Barnacle Billy’s is perfect for a traveler looking to be inconspicuous like myself. I pay $6 for a small cup of chowder, which I devour to stave off the cold. I spend just as much on a pint of Shipyard, frothy amber ale with just enough local bite. Even though it’s June there’s a fire in the stone hearth here and after solid weeks of rain it’s a welcome comfort. Over my shoulder boats bob in the harbor along with moorings empty of the lobster boats. The tide is coming in fact now, and the traps are gathering in clumps along the shore.
            Sitting at this knotty wooden table...I'm held captive by the austere beauty of the tormented ocean here. Families come and go in noisy passels, the chef calls order numbers over the intercom, and the tide just keeps coming in. it is the recognition that this one pint of good beer, that lobster trap being dragged to shore, that friendly couple from down south, the gloves under the rose bush and your perfect tiny bouquet of flowers are enough to make this day perfect. The guys behind the counter with the enormous lobster tanks pull the chowder back out of the fridge for me even though it’s closing time. They all congregate at the counter to chat with me while I wait for me second cup and we joke about how I should have gotten a bowl in the first place. The people at the table to my left are talking about Burlington, the fire is roaring, and I feel like I’m at home even though I’m drinking alone and writing in the corner of a seafood dive in the south of Maine.
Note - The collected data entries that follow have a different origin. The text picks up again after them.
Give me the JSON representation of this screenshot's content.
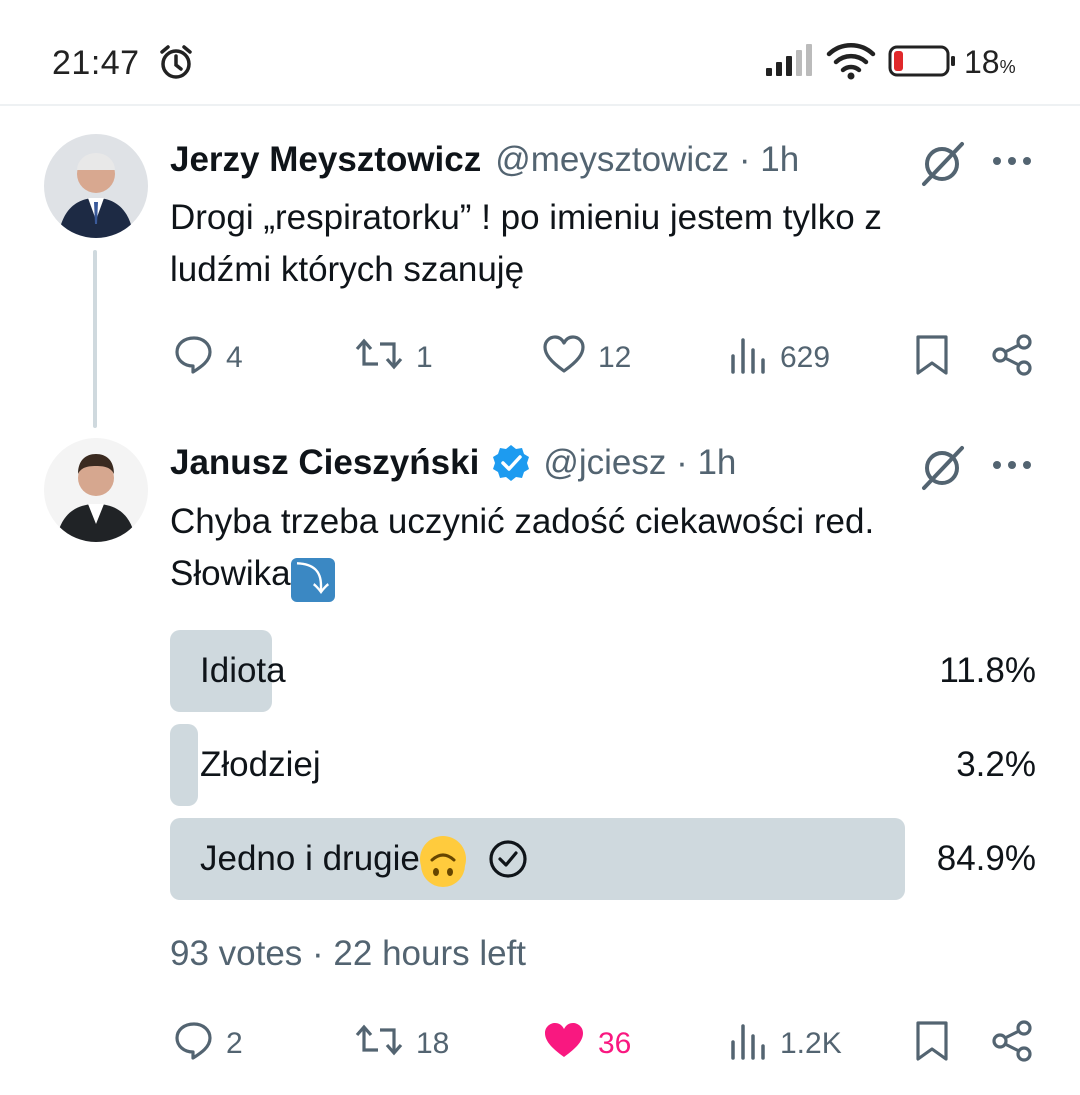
{
  "status": {
    "time": "21:47",
    "battery_pct": "18",
    "battery_pct_sign": "%",
    "battery_level": 0.18
  },
  "tweets": [
    {
      "name": "Jerzy Meysztowicz",
      "handle": "@meysztowicz · 1h",
      "text_line1": "Drogi „respiratorku” ! po imieniu jestem tylko z",
      "text_line2": "ludźmi których szanuję",
      "replies": "4",
      "retweets": "1",
      "likes": "12",
      "views": "629",
      "liked": false
    },
    {
      "name": "Janusz Cieszyński",
      "verified": true,
      "handle": "@jciesz · 1h",
      "text_line1": "Chyba trzeba uczynić zadość ciekawości red.",
      "text_line2": "Słowika",
      "replies": "2",
      "retweets": "18",
      "likes": "36",
      "views": "1.2K",
      "liked": true,
      "poll": {
        "options": [
          {
            "label": "Idiota",
            "percent_text": "11.8%",
            "percent": 11.8
          },
          {
            "label": "Złodziej",
            "percent_text": "3.2%",
            "percent": 3.2
          },
          {
            "label": "Jedno i drugie",
            "percent_text": "84.9%",
            "percent": 84.9,
            "selected": true
          }
        ],
        "meta": "93 votes · 22 hours left"
      }
    }
  ],
  "colors": {
    "like_pink": "#f91880",
    "verified_blue": "#1d9bf0",
    "muted_gray": "#536471",
    "poll_fill": "#cfd9de"
  }
}
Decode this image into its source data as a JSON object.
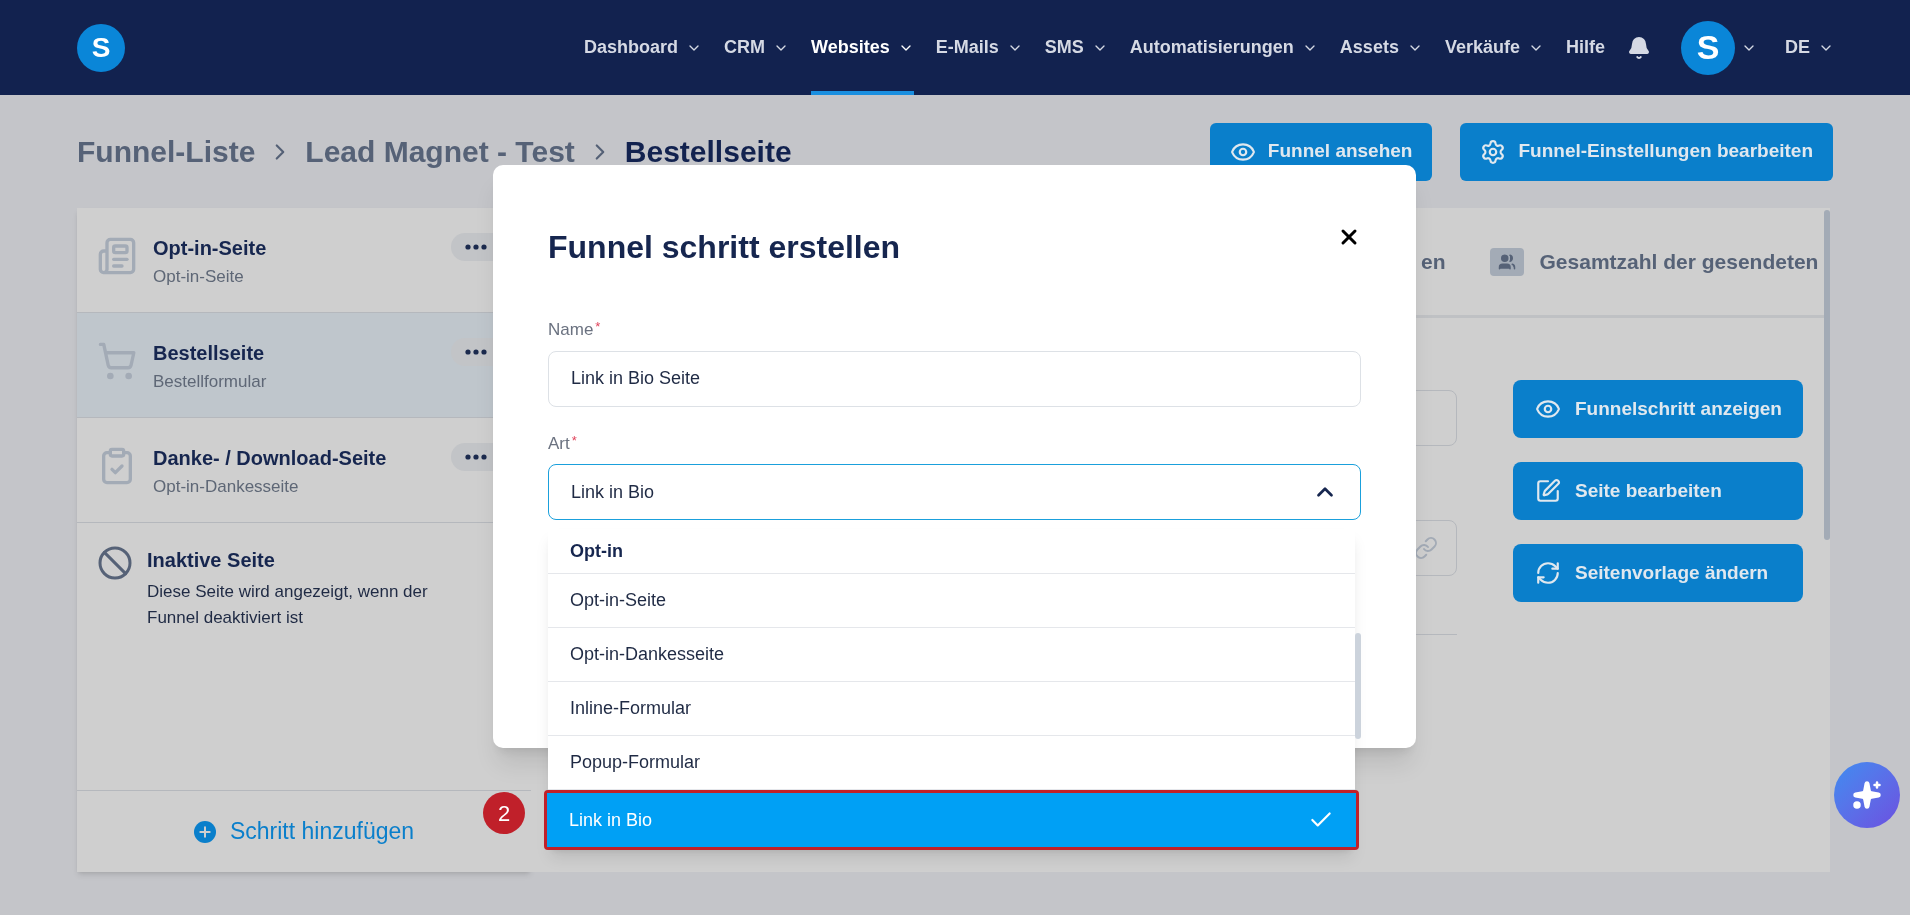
{
  "logo": "S",
  "nav": {
    "items": [
      {
        "label": "Dashboard",
        "dropdown": true,
        "selected": false
      },
      {
        "label": "CRM",
        "dropdown": true,
        "selected": false
      },
      {
        "label": "Websites",
        "dropdown": true,
        "selected": true
      },
      {
        "label": "E-Mails",
        "dropdown": true,
        "selected": false
      },
      {
        "label": "SMS",
        "dropdown": true,
        "selected": false
      },
      {
        "label": "Automatisierungen",
        "dropdown": true,
        "selected": false
      },
      {
        "label": "Assets",
        "dropdown": true,
        "selected": false
      },
      {
        "label": "Verkäufe",
        "dropdown": true,
        "selected": false
      },
      {
        "label": "Hilfe",
        "dropdown": false,
        "selected": false
      }
    ],
    "avatar": "S",
    "language": "DE"
  },
  "breadcrumb": [
    "Funnel-Liste",
    "Lead Magnet - Test",
    "Bestellseite"
  ],
  "header_buttons": [
    "Funnel ansehen",
    "Funnel-Einstellungen bearbeiten"
  ],
  "steps": [
    {
      "title": "Opt-in-Seite",
      "subtitle": "Opt-in-Seite",
      "selected": false
    },
    {
      "title": "Bestellseite",
      "subtitle": "Bestellformular",
      "selected": true
    },
    {
      "title": "Danke- / Download-Seite",
      "subtitle": "Opt-in-Dankesseite",
      "selected": false
    }
  ],
  "inactive_page": {
    "title": "Inaktive Seite",
    "description": "Diese Seite wird angezeigt, wenn der Funnel deaktiviert ist"
  },
  "add_step": "Schritt hinzufügen",
  "step_badge": "2",
  "stats_tabs": [
    "en",
    "Gesamtzahl der gesendeten"
  ],
  "actions": [
    "Funnelschritt anzeigen",
    "Seite bearbeiten",
    "Seitenvorlage ändern"
  ],
  "modal": {
    "title": "Funnel schritt erstellen",
    "name_field": {
      "label": "Name",
      "required_mark": "*",
      "value": "Link in Bio Seite"
    },
    "type_field": {
      "label": "Art",
      "required_mark": "*",
      "value": "Link in Bio",
      "expanded": true
    },
    "dropdown": {
      "group": "Opt-in",
      "options": [
        {
          "label": "Opt-in-Seite",
          "selected": false
        },
        {
          "label": "Opt-in-Dankesseite",
          "selected": false
        },
        {
          "label": "Inline-Formular",
          "selected": false
        },
        {
          "label": "Popup-Formular",
          "selected": false
        },
        {
          "label": "Link in Bio",
          "selected": true
        }
      ]
    }
  }
}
I sit here writing, or reading President Obama’s first book as I eat my soup and finish off my second Shipyard. I drip on Obama’s book, two drops of water next to which I scrawl, “sorry for the water stain, my beer was sweating.” It’s Mike’s copy of the book, but I doubt he’ll ever notice I put it in there. My new trilby hat sits on the table as I work and wait for you to get off. You spin pizzas and I order a second beer before beginning the hour-long trek back to Ogunquit. It’s nearly dark now, and certainly will be by the time I get back. I might have a buzz from just those two beers, because I’m little. As I finish up a father-daughter pair wander in and inquire, “You closed? Ice cream?” and my new friends behind the counter echo, “No ice cream.” Only a French Canadian couple and myself remain, and once they shuffle out I realize that that second beer has made me too tipsy to read anymore so I set off into the night.
The tide has come in full, burying the jagged rocks and sweeping away the sand where I’d watched a pair of little girls play hand in hand hours before. I pass the Oarweed, a trendy seafood restaurant across from Barnacle Billy’s that has a little more swagger. They too are closing down for the night, since it is not quite peak season on a Tuesday night. One of the few remaining tables contains a group of four that are celebrating the birthday of one of their members. The offending celebrant is an old man of eighty or so years who is completely bald save for a paper crown upon his head. In the dim light of the restaurant surrounded by his friends, the elderly man garners a regal air. I step on into the night to journey back across the rocky shoreline over which I’d come two hours before. I pounded pavement in the thin ballet flats, closing the distance between your pizza spinning and my solo adventuring.